Recently, at the Republican Convention Amy Goodman was arrested. In an interview Amy said, she was “manhandled and handcuffed’ by the Secret Service. She claimed to have had her Democracy Now ID clearly displayed. Her arrest provided evidence that the police overstepped their role. The conspiracy charges were false and were dropped. She was so committed to doing her job as a journalist that if she had to get arrested to prove a point, so be it. Her courage illustrates both her commitment to her profession and her loyalty to her colleague. This was heroic.

Her dedication to journalism demands sacrifices. As some of you might know, I got the privilege to meet with and interview Amy Goodman which aired on Japanese TV. Before I met Amy Goodman I thought that she was a workaholic but after talking to her I realized that she wasn’t. Workaholic, in my mind, sounds negative in that they try to escape life by going to work all the time, but that is not the case with Amy. Amy is just so dedicated to her work that she has very little spare time.

This work ethic may be the most significant difference between Amy and me. Then again this is why she is my hero, not my role model. Her courage and commitment are impressive. She is a hard worker, an attribute I admire, but I wonder, Does it consume too much of her time? To my 14 year old mind, Amy may be too defined by her job. When I get older, I want to love my job as much as she does but I’m not comfortable with it consuming so much of my time. While I admire her conviction and determination, I can’t see myself in her shoes as much as I can with Billy Crystal. Billy Crystal seems to possess a more comfortable balance between work, family, and public image. Plus he always leaves time to play baseball with the Yankees.

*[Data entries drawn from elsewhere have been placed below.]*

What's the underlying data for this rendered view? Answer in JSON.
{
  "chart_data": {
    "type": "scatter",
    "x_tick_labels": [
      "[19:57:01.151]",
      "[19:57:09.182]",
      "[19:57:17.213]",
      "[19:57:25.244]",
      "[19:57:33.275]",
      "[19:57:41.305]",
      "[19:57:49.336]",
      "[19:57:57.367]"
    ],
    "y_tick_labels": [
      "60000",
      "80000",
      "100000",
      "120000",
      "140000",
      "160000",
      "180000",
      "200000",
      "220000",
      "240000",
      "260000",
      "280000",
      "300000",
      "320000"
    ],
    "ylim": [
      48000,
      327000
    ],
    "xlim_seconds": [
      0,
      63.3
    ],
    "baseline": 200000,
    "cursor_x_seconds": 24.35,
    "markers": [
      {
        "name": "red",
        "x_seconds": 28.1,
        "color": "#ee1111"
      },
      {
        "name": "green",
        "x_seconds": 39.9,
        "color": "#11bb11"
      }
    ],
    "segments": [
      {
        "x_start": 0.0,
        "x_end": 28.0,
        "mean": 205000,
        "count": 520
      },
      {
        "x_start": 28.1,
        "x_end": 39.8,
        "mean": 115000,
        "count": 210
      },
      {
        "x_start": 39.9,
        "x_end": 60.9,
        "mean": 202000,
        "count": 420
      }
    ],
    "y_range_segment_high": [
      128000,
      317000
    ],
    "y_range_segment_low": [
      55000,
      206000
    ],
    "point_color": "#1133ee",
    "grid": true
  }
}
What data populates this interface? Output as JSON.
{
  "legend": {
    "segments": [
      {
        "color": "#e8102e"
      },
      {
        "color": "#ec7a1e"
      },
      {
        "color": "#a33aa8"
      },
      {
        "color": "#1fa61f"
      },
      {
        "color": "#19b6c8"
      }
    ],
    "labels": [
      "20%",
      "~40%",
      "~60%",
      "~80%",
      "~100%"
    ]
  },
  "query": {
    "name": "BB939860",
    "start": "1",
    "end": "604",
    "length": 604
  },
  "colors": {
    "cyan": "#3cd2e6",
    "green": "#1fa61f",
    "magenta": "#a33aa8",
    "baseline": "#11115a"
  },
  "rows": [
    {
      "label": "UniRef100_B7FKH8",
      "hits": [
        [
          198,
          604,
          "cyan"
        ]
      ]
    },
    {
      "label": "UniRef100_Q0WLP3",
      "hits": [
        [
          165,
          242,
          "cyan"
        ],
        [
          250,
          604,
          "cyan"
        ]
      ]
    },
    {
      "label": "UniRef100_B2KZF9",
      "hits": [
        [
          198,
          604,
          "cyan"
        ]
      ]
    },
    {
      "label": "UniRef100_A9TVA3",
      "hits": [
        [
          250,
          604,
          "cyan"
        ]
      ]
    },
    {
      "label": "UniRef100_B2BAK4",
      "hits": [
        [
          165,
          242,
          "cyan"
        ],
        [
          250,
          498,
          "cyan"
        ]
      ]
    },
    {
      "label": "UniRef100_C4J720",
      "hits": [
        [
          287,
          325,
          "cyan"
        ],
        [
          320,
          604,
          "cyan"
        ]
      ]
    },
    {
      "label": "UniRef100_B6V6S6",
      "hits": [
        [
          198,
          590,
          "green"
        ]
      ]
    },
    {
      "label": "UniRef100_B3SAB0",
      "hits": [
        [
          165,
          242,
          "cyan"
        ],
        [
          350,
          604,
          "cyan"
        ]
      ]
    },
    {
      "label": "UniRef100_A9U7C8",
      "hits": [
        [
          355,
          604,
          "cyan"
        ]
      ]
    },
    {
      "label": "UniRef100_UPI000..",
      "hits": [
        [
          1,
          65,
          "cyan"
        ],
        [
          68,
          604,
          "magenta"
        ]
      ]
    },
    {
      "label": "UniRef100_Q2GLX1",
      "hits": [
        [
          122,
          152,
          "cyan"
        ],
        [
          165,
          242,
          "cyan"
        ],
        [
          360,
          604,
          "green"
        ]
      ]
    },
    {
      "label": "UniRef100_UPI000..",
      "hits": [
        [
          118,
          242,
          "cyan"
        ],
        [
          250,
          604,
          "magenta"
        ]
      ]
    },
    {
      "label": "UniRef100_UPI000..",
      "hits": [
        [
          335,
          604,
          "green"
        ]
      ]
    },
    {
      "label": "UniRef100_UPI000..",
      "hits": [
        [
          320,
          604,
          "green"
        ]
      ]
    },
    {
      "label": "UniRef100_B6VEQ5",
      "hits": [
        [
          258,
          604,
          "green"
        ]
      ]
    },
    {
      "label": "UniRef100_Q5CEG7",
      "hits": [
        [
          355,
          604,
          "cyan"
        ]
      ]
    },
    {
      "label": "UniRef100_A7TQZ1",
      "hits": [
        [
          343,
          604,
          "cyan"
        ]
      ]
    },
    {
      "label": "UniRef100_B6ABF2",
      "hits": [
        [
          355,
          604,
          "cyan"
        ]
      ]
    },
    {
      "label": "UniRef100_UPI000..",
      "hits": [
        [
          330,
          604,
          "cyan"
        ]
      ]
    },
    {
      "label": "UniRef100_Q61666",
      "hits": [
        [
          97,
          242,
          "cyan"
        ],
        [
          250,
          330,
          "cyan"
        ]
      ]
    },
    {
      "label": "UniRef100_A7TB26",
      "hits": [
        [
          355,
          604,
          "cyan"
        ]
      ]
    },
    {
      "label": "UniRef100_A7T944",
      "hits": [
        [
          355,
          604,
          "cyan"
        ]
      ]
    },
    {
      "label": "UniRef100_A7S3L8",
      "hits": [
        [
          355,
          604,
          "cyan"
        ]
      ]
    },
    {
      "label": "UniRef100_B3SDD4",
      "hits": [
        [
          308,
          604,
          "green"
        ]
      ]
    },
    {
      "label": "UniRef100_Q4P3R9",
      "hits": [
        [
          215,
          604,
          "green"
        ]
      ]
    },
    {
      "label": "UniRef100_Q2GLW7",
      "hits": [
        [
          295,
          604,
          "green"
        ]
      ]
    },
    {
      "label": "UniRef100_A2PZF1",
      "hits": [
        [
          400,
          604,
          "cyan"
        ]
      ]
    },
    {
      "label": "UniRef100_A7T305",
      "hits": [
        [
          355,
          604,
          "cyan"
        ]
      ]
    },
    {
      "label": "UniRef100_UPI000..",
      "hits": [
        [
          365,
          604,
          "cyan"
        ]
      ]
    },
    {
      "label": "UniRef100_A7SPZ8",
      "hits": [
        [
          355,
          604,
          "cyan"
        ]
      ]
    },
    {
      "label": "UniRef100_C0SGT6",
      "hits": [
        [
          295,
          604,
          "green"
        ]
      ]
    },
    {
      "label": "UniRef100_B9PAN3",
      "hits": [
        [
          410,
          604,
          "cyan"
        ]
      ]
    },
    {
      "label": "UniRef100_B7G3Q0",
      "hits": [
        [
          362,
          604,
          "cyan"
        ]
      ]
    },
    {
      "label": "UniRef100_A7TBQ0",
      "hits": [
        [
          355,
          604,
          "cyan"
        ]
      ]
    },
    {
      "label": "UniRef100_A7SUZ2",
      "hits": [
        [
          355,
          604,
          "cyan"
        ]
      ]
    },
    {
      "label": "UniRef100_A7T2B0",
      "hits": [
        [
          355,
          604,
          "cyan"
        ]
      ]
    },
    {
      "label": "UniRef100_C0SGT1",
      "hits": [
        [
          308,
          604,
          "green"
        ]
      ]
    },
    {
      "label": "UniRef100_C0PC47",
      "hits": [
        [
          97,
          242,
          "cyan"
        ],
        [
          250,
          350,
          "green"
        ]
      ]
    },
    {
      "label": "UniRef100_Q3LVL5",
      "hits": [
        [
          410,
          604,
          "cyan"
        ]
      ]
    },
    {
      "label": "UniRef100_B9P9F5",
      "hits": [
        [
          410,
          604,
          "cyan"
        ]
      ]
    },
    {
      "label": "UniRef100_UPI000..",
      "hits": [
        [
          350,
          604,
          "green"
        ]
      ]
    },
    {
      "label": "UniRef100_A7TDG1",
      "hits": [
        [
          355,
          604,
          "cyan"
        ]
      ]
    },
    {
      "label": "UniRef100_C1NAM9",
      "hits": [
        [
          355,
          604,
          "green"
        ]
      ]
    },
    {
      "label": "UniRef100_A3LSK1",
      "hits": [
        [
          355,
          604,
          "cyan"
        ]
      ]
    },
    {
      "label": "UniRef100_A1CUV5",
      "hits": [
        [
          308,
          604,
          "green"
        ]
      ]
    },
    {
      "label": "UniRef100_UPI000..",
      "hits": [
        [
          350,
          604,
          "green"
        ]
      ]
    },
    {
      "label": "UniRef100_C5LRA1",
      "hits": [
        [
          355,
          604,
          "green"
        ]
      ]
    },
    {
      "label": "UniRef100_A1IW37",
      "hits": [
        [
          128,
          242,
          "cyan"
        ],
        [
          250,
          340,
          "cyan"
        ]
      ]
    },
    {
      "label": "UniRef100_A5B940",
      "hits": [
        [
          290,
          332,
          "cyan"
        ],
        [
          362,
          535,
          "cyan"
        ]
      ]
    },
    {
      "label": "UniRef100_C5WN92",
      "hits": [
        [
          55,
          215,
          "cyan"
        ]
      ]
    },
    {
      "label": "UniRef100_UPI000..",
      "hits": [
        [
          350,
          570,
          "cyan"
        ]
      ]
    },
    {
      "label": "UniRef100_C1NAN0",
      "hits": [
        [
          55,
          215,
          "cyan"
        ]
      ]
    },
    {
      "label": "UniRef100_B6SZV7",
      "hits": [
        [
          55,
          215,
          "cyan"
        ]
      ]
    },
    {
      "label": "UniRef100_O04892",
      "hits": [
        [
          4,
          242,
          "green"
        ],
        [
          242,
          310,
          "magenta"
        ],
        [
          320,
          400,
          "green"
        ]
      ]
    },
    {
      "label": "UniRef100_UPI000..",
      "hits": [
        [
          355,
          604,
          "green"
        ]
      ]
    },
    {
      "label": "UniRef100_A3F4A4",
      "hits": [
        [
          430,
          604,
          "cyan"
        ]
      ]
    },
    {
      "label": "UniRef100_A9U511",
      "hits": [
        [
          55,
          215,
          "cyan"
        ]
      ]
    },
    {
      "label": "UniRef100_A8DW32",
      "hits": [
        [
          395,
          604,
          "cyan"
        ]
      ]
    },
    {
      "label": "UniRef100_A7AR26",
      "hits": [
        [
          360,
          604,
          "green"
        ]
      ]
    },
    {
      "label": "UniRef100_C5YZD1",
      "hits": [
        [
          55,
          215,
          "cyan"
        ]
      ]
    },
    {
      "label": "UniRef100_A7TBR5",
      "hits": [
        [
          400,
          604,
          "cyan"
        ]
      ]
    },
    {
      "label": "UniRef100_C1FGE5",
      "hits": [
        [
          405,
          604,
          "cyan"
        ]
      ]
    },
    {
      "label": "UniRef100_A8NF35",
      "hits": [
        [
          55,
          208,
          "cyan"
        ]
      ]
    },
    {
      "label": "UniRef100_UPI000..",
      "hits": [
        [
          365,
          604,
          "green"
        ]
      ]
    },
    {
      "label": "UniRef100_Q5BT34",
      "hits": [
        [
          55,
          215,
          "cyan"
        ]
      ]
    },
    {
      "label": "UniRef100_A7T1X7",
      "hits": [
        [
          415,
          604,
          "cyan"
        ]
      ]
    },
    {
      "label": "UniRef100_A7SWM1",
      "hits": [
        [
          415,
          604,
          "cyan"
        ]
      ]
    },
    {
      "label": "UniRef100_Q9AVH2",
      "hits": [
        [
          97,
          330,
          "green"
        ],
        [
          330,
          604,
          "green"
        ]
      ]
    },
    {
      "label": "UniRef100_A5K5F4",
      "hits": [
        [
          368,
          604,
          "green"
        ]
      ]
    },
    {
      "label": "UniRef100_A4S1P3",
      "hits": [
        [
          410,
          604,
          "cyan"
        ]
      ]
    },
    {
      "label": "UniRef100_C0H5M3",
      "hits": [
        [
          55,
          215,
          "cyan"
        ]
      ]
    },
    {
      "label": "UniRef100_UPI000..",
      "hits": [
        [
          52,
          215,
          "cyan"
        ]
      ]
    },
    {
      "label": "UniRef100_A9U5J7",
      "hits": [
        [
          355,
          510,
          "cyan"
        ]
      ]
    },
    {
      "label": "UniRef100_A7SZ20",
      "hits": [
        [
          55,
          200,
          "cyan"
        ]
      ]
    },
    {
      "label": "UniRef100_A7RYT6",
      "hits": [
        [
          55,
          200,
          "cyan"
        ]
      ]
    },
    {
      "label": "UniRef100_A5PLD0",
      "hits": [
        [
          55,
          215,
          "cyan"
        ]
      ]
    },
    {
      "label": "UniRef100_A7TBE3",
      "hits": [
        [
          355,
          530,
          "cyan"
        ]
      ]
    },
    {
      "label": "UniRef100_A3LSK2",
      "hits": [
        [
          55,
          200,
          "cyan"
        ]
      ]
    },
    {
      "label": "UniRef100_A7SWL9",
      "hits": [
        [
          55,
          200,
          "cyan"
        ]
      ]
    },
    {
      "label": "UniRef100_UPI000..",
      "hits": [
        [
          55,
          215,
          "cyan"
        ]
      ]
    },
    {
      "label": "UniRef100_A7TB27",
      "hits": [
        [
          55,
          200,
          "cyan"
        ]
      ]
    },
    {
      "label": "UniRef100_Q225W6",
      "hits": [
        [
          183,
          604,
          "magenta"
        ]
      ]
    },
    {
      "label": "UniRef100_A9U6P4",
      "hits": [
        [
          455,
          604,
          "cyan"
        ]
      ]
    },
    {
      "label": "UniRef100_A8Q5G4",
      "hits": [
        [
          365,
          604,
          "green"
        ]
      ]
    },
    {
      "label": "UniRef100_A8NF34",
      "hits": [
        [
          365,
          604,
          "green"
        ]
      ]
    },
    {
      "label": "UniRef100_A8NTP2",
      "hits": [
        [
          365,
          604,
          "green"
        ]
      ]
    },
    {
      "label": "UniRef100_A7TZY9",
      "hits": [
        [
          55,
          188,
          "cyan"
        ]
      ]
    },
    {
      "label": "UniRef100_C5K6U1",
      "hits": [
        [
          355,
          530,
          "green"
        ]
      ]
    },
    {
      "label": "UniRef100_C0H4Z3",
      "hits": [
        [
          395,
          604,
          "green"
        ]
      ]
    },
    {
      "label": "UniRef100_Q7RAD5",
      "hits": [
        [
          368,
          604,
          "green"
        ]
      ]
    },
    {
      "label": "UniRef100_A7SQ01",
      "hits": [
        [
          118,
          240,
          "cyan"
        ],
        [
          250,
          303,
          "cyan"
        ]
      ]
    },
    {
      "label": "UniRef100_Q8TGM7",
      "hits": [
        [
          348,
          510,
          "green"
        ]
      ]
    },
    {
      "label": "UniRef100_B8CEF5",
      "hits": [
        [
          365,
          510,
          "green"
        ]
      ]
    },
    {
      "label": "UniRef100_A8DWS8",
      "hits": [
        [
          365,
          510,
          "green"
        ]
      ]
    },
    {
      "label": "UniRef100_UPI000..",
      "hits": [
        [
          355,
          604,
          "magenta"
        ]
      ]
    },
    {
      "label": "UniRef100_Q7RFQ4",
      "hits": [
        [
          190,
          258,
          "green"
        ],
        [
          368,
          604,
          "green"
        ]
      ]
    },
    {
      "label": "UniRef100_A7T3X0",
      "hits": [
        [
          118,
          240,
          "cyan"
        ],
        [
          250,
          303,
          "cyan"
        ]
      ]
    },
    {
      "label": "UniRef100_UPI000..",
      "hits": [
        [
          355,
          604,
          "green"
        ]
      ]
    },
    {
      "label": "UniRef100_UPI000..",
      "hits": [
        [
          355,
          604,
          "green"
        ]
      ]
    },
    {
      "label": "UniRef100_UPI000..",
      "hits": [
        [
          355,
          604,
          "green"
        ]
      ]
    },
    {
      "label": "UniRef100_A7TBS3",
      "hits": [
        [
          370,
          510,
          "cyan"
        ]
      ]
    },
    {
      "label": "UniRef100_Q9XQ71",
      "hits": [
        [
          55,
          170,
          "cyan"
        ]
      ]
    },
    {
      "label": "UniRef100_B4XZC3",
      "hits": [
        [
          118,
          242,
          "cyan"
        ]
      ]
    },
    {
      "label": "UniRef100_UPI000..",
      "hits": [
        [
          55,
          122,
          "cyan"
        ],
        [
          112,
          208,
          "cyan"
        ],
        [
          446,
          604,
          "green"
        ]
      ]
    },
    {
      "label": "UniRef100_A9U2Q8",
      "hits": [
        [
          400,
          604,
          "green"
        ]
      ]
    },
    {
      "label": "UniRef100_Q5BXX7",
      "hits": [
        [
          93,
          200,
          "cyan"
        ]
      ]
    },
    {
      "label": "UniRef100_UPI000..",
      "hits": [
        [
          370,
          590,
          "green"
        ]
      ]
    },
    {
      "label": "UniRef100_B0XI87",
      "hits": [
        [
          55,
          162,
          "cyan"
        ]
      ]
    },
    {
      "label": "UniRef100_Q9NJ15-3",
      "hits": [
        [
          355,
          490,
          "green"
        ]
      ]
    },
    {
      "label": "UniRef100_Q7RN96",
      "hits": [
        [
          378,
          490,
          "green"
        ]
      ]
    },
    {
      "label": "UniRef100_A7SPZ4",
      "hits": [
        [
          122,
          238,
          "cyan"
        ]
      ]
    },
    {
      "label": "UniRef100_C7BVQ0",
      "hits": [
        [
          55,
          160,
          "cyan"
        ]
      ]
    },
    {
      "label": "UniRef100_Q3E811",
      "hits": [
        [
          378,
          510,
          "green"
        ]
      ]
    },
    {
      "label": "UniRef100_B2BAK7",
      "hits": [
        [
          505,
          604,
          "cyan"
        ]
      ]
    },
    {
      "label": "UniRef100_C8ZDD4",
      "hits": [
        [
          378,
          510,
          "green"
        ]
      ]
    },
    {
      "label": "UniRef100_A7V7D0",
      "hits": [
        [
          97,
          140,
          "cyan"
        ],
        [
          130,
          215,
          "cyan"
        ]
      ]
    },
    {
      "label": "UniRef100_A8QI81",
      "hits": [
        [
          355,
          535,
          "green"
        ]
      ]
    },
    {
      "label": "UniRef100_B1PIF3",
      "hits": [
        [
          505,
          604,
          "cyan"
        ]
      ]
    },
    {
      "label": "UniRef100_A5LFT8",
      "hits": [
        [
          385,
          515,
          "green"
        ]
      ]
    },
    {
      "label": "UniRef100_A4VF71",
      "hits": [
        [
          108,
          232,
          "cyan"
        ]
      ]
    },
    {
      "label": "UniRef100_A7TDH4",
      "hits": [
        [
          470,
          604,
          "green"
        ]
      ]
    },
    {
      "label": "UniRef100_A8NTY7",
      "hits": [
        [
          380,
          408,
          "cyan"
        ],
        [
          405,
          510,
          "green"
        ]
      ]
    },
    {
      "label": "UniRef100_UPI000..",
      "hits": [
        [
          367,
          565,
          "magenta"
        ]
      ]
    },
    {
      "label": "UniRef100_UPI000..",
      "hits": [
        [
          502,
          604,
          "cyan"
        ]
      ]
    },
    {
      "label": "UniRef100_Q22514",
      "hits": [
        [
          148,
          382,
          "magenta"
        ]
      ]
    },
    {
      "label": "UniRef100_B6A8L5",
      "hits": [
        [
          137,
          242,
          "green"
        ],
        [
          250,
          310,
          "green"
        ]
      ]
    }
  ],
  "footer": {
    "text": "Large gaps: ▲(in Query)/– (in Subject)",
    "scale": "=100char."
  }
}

Let me be clear, I don’t plan on being Amy or Billy. I am an individual who shares some of the values that they can live by. Billy Crystal’s life is filled with humor and family, while Amy’s life includes hard work and advocacy. He reflects on the more light hearted and comical side of me and Amy expresses the more thoughtful and analytical side of me. The person I hope to become will be a combination of both Amy and Billy. Even though I am changing everyday, these are the values that I want to hold on to.